Im Übrigen, lieber Herr Mohring, plädieren wir, seit wir im Thüringer Landtag wieder vertreten sind, grundsätzlich für öffentliche Ausschusssitzungen. Sie sind diejenigen, die das bislang verhindert haben.
Sie sind diejenigen, die das plötzlich zu einem Thema opportun finden, eine öffentliche Sitzung durchzuführen, während schon kurz danach wieder die Nichtöffentlichkeit hergestellt werden musste, meine sehr geehrten Damen und Herren. Und kaum, dass diese Sitzung beschlossen war, die gemeinsame Sitzung, eine Fachsitzung –, von der Ihr Abgeordneter Fiedler immer zu sagen pflegt, in den Ausschusssitzungen werden die Fachfragen geklärt –,
Ich sage es noch einmal: Es war doch auch nicht zufällig, dass zum ersten Schultag, dass zu dem Sonderplenum zum Thema „Bildung“ ausgerechnet diese Vorwürfe an die Öffentlichkeit kamen. Es war kein Zufall. Trotzdem, meine sehr geehrten Damen und Herren, will ich auch noch einmal in aller Deutlichkeit sagen: Es geht uns um umfassende Aufklärung. Dazu hat die Landesregierung gestern eine gemeinsame Stellungnahme abgegeben. Herr Minister Prof. Hoff hat klargestellt, dass für die Landesregierung alle drei Minister/Ministerinnen in der öffentlichen Ausschusssitzung von Bildungsausschuss und Justizausschuss vertreten waren und die gemeinsame Stellungnahme vorgetragen wurde. Ich erinnere mich sehr gut, denn ich war während dieser fünfstündigen öffentlichen Sitzung die ganze Zeit anwesend, lieber Herr Mohring,
dass sehr wohl alle Fragen beantwortet wurden. Ich habe sogar unter Ihrem Gelächter gefragt, ob wir nicht nach gut drei Stunden eine Pause einlegen sollen, eine Lesepause, damit sich alle noch einmal in die 13 Seiten vertiefen können und schauen …
Ich wollte gern auch mehr Zeit, lieber Herr Bühl, das wollten Sie nicht. Ich habe diese Pause beantragt und gesagt,
dann können danach weitere Fragen gestellt werden. Es kamen danach auch noch Fragen. Auch diese Fragen sind allesamt beantwortet worden. Deswegen haben wir gestern diesen Tagesordnungspunkt sowohl im Bildungsausschuss als auch im Justizausschuss abgeschlossen, meine sehr geehrten Damen und Herren.
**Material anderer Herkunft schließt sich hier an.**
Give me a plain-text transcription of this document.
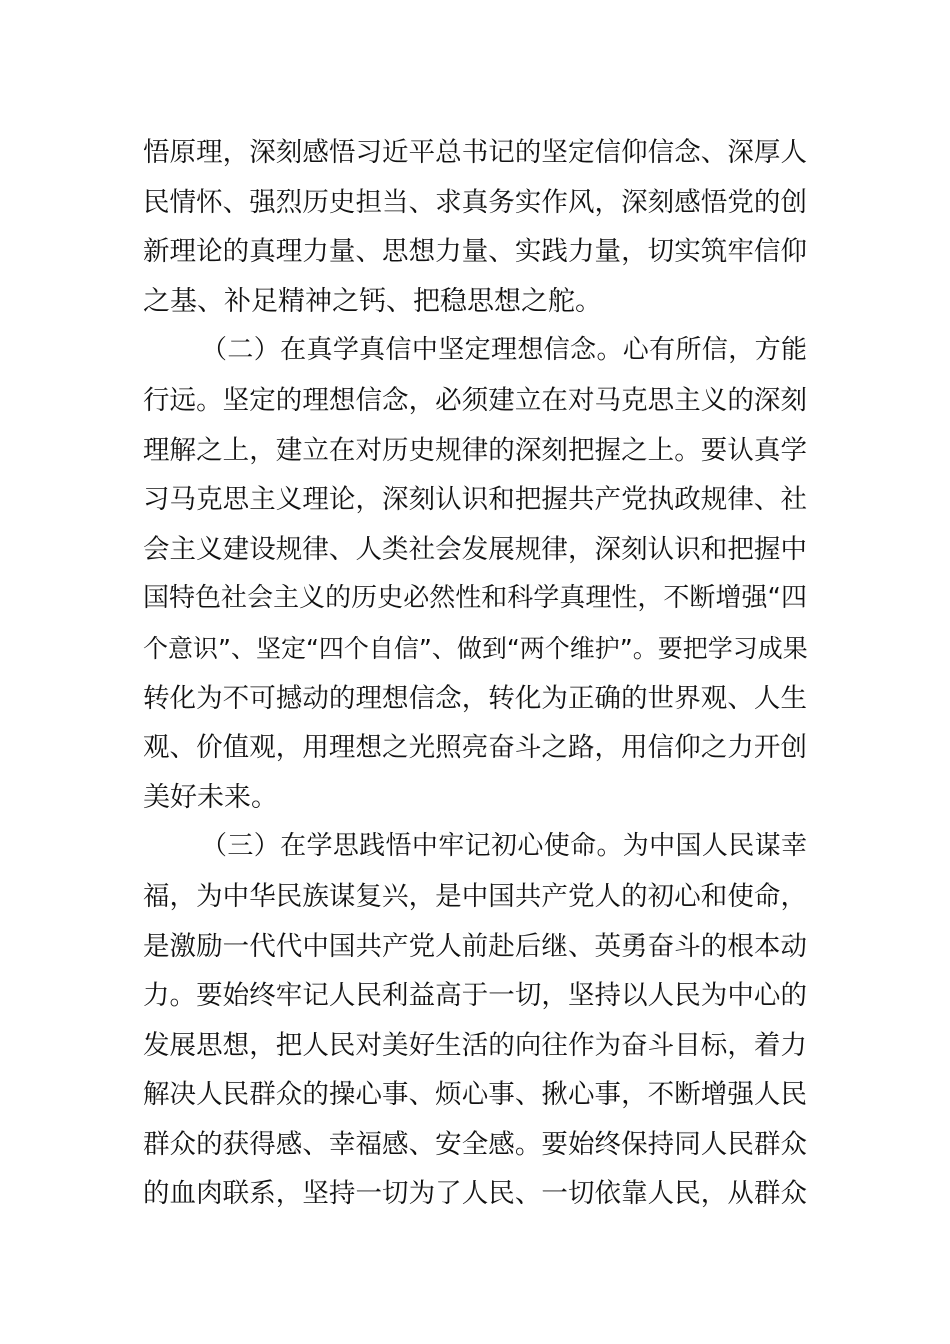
悟原理，深刻感悟习近平总书记的坚定信仰信念、深厚人
民情怀、强烈历史担当、求真务实作风，深刻感悟党的创
新理论的真理力量、思想力量、实践力量，切实筑牢信仰
之基、补足精神之钙、把稳思想之舵。
（二）在真学真信中坚定理想信念。心有所信，方能
行远。坚定的理想信念，必须建立在对马克思主义的深刻
理解之上，建立在对历史规律的深刻把握之上。要认真学
习马克思主义理论，深刻认识和把握共产党执政规律、社
会主义建设规律、人类社会发展规律，深刻认识和把握中
国特色社会主义的历史必然性和科学真理性，不断增强“四
个意识”、坚定“四个自信”、做到“两个维护”。要把学习成果
转化为不可撼动的理想信念，转化为正确的世界观、人生
观、价值观，用理想之光照亮奋斗之路，用信仰之力开创
美好未来。
（三）在学思践悟中牢记初心使命。为中国人民谋幸
福，为中华民族谋复兴，是中国共产党人的初心和使命，
是激励一代代中国共产党人前赴后继、英勇奋斗的根本动
力。要始终牢记人民利益高于一切，坚持以人民为中心的
发展思想，把人民对美好生活的向往作为奋斗目标，着力
解决人民群众的操心事、烦心事、揪心事，不断增强人民
群众的获得感、幸福感、安全感。要始终保持同人民群众
的血肉联系，坚持一切为了人民、一切依靠人民，从群众
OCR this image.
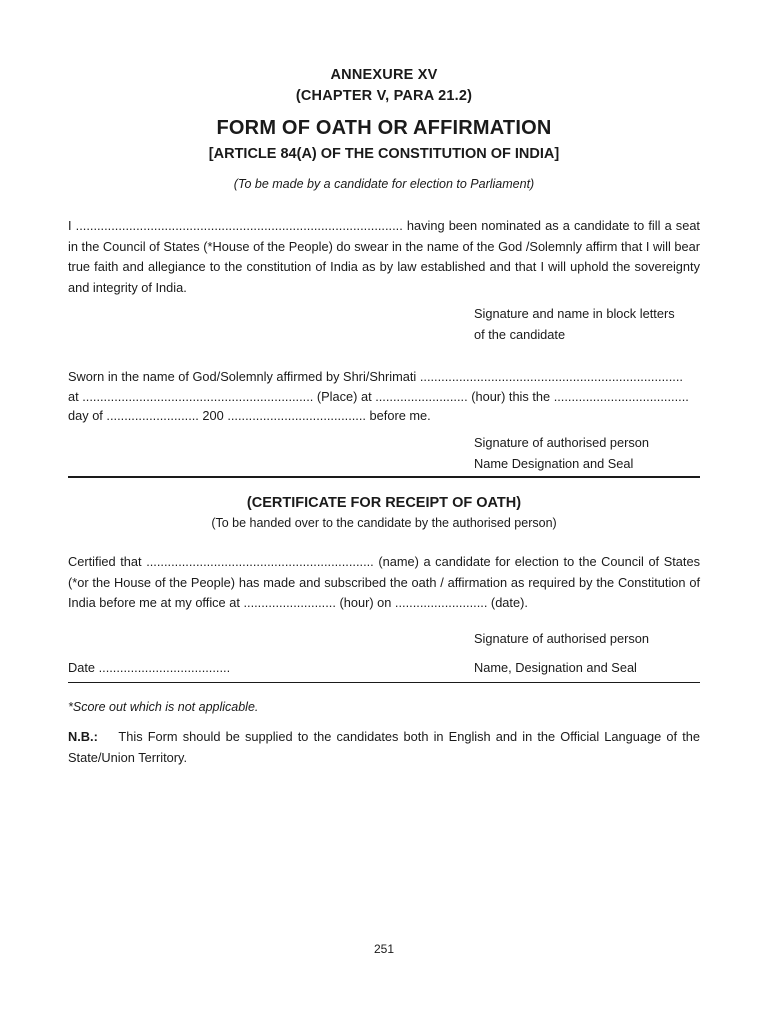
ANNEXURE XV
(CHAPTER V, PARA 21.2)
FORM OF OATH OR AFFIRMATION
[ARTICLE 84(A) OF THE CONSTITUTION OF INDIA]
(To be made by a candidate for election to Parliament)
I ............................................................................................ having been nominated as a candidate to fill a seat in the Council of States (*House of the People) do swear in the name of the God /Solemnly affirm that I will bear true faith and allegiance to the constitution of India as by law established and that I will uphold the sovereignty and integrity of India.
Signature and name in block letters
of the candidate
Sworn in the name of God/Solemnly affirmed by Shri/Shrimati ..........................................................................
at ................................................................. (Place) at .......................... (hour) this the ......................................
day of .......................... 200 ....................................... before me.
Signature of authorised person
Name Designation and Seal
(CERTIFICATE FOR RECEIPT OF OATH)
(To be handed over to the candidate by the authorised person)
Certified that ................................................................ (name) a candidate for election to the Council of States (*or the House of the People) has made and subscribed the oath / affirmation as required by the Constitution of India before me at my office at .......................... (hour) on .......................... (date).
Signature of authorised person
Date .....................................	Name, Designation and Seal
*Score out which is not applicable.
N.B.: This Form should be supplied to the candidates both in English and in the Official Language of the State/Union Territory.
251
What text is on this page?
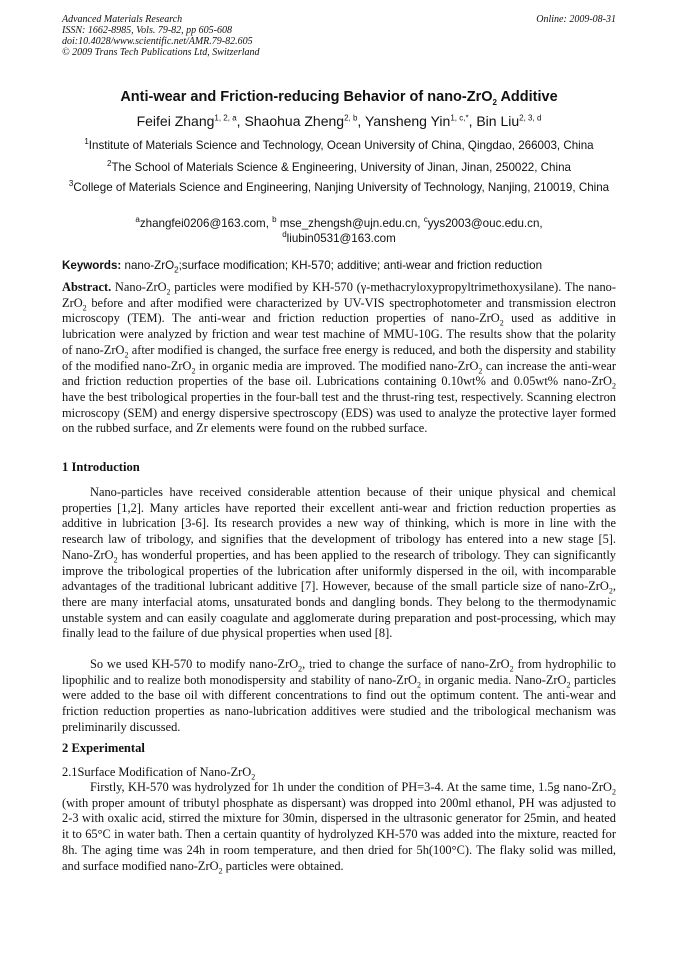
Advanced Materials Research
ISSN: 1662-8985, Vols. 79-82, pp 605-608
doi:10.4028/www.scientific.net/AMR.79-82.605
© 2009 Trans Tech Publications Ltd, Switzerland
Online: 2009-08-31
Anti-wear and Friction-reducing Behavior of nano-ZrO$_2$ Additive
Feifei Zhang$^{1, 2, a}$, Shaohua Zheng$^{2, b}$, Yansheng Yin$^{1, c,*}$, Bin Liu$^{2, 3, d}$
$^1$Institute of Materials Science and Technology, Ocean University of China, Qingdao, 266003, China
$^2$The School of Materials Science & Engineering, University of Jinan, Jinan, 250022, China
$^3$College of Materials Science and Engineering, Nanjing University of Technology, Nanjing, 210019, China
$^a$zhangfei0206@163.com, $^b$ mse_zhengsh@ujn.edu.cn, $^c$yys2003@ouc.edu.cn,
$^d$liubin0531@163.com
Keywords: nano-ZrO$_2$;surface modification; KH-570; additive; anti-wear and friction reduction
Abstract. Nano-ZrO$_2$ particles were modified by KH-570 (γ-methacryloxypropyltrimethoxysilane). The nano-ZrO$_2$ before and after modified were characterized by UV-VIS spectrophotometer and transmission electron microscopy (TEM). The anti-wear and friction reduction properties of nano-ZrO$_2$ used as additive in lubrication were analyzed by friction and wear test machine of MMU-10G. The results show that the polarity of nano-ZrO$_2$ after modified is changed, the surface free energy is reduced, and both the dispersity and stability of the modified nano-ZrO$_2$ in organic media are improved. The modified nano-ZrO$_2$ can increase the anti-wear and friction reduction properties of the base oil. Lubrications containing 0.10wt% and 0.05wt% nano-ZrO$_2$ have the best tribological properties in the four-ball test and the thrust-ring test, respectively. Scanning electron microscopy (SEM) and energy dispersive spectroscopy (EDS) was used to analyze the protective layer formed on the rubbed surface, and Zr elements were found on the rubbed surface.
1 Introduction
Nano-particles have received considerable attention because of their unique physical and chemical properties [1,2]. Many articles have reported their excellent anti-wear and friction reduction properties as additive in lubrication [3-6]. Its research provides a new way of thinking, which is more in line with the research law of tribology, and signifies that the development of tribology has entered into a new stage [5]. Nano-ZrO$_2$ has wonderful properties, and has been applied to the research of tribology. They can significantly improve the tribological properties of the lubrication after uniformly dispersed in the oil, with incomparable advantages of the traditional lubricant additive [7]. However, because of the small particle size of nano-ZrO$_2$, there are many interfacial atoms, unsaturated bonds and dangling bonds. They belong to the thermodynamic unstable system and can easily coagulate and agglomerate during preparation and post-processing, which may finally lead to the failure of due physical properties when used [8].
So we used KH-570 to modify nano-ZrO$_2$, tried to change the surface of nano-ZrO$_2$ from hydrophilic to lipophilic and to realize both monodispersity and stability of nano-ZrO$_2$ in organic media. Nano-ZrO$_2$ particles were added to the base oil with different concentrations to find out the optimum content. The anti-wear and friction reduction properties as nano-lubrication additives were studied and the tribological mechanism was preliminarily discussed.
2 Experimental
2.1Surface Modification of Nano-ZrO$_2$
Firstly, KH-570 was hydrolyzed for 1h under the condition of PH=3-4. At the same time, 1.5g nano-ZrO$_2$ (with proper amount of tributyl phosphate as dispersant) was dropped into 200ml ethanol, PH was adjusted to 2-3 with oxalic acid, stirred the mixture for 30min, dispersed in the ultrasonic generator for 25min, and heated it to 65°C in water bath. Then a certain quantity of hydrolyzed KH-570 was added into the mixture, reacted for 8h. The aging time was 24h in room temperature, and then dried for 5h(100°C). The flaky solid was milled, and surface modified nano-ZrO$_2$ particles were obtained.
Gestern bereits hat sich Dieter Lauinger für Fehler entschuldigt, die er gemacht hat. Und, meine sehr geehrten Damen und Herren, ich bin auch schon eine Weile in der Politik. Ich habe es noch nicht allzu oft erlebt, dass von diesem Pult im Thüringer Landtag Fehler eingestanden wurden. Das ist noch nicht so oft passiert. Da können Sie uns an der Aussage messen, dass wir vielleicht nicht alles besser, aber
vieles anders machen wollen. Wir stehen zu Fehlern, wenn sie gemacht wurden, meine sehr geehrten Damen und Herren.
Lassen Sie es mich noch einmal rekapitulieren, was gestern über die kritischen Punkte gesprochen wurde. Es ist völlig richtig, es gab Widersprüche. Ja, auch ich habe im Übrigen dazu nachgefragt. Alle, die dabei waren, haben es miterlebt. Da muss ein Mensch einräumen, sich in einer für ihn sehr belastenden Situation anders erinnert zu haben, als es dann offenkundig war. Wie jedoch kam diese Wahrheit ans Licht? Weil diese Person – Dieter Lauinger selbst – veranlasst hat, dass sein dienstlicher Telefonanschluss daraufhin überprüft wird, ob er irgendwelche Gespräche geführt hat. Er muss sich dann hinsetzen, tut das auch, setzt sich in den Ausschuss – ich habe das für mich auch überlegt, wie ich mit so einer Situation umgehen würde, wenn ich mich an etwas anders erinnere – und sagt: Ich habe das tatsächlich anders erinnert. Ich habe zunächst gedacht, ich hätte von meinem privaten Handy beide Anrufe getätigt. Ich musste erkennen, dass dies nicht so war; der erste Anruf ging über das Diensttelefon. – Das war ein riesiger Fehler, das ist überhaupt gar keine Frage. Aber es ist eingestanden worden. Wenn das jetzt Ihr großer Skandal ist, aus dem Sie eine Rücktrittsforderung drehen, dann muss ich sagen: ganz ruhig, ganz ruhig, meine sehr geehrten Damen und Herren. Sie haben auch sonst verbal relativ hoch aufgerüstet. Sie haben vom Täuschen, vom Austricksen gesprochen. Sie haben davon gesprochen, Herr Mohring, und da hätte ich gern die Antwort, wann und wo und wie das genau gewesen sein soll. Sie haben nämlich gesagt: Das Ministerbüro war von Anfang an mit der Angelegenheit befasst. Woher nehmen Sie dieses Wissen? Lassen Sie uns daran teilhaben! Liefern Sie Belege! Stellen Sie nicht einfach Behauptungen in den Raum! Wann war denn dieses Ministerbüro von Anfang an damit befasst?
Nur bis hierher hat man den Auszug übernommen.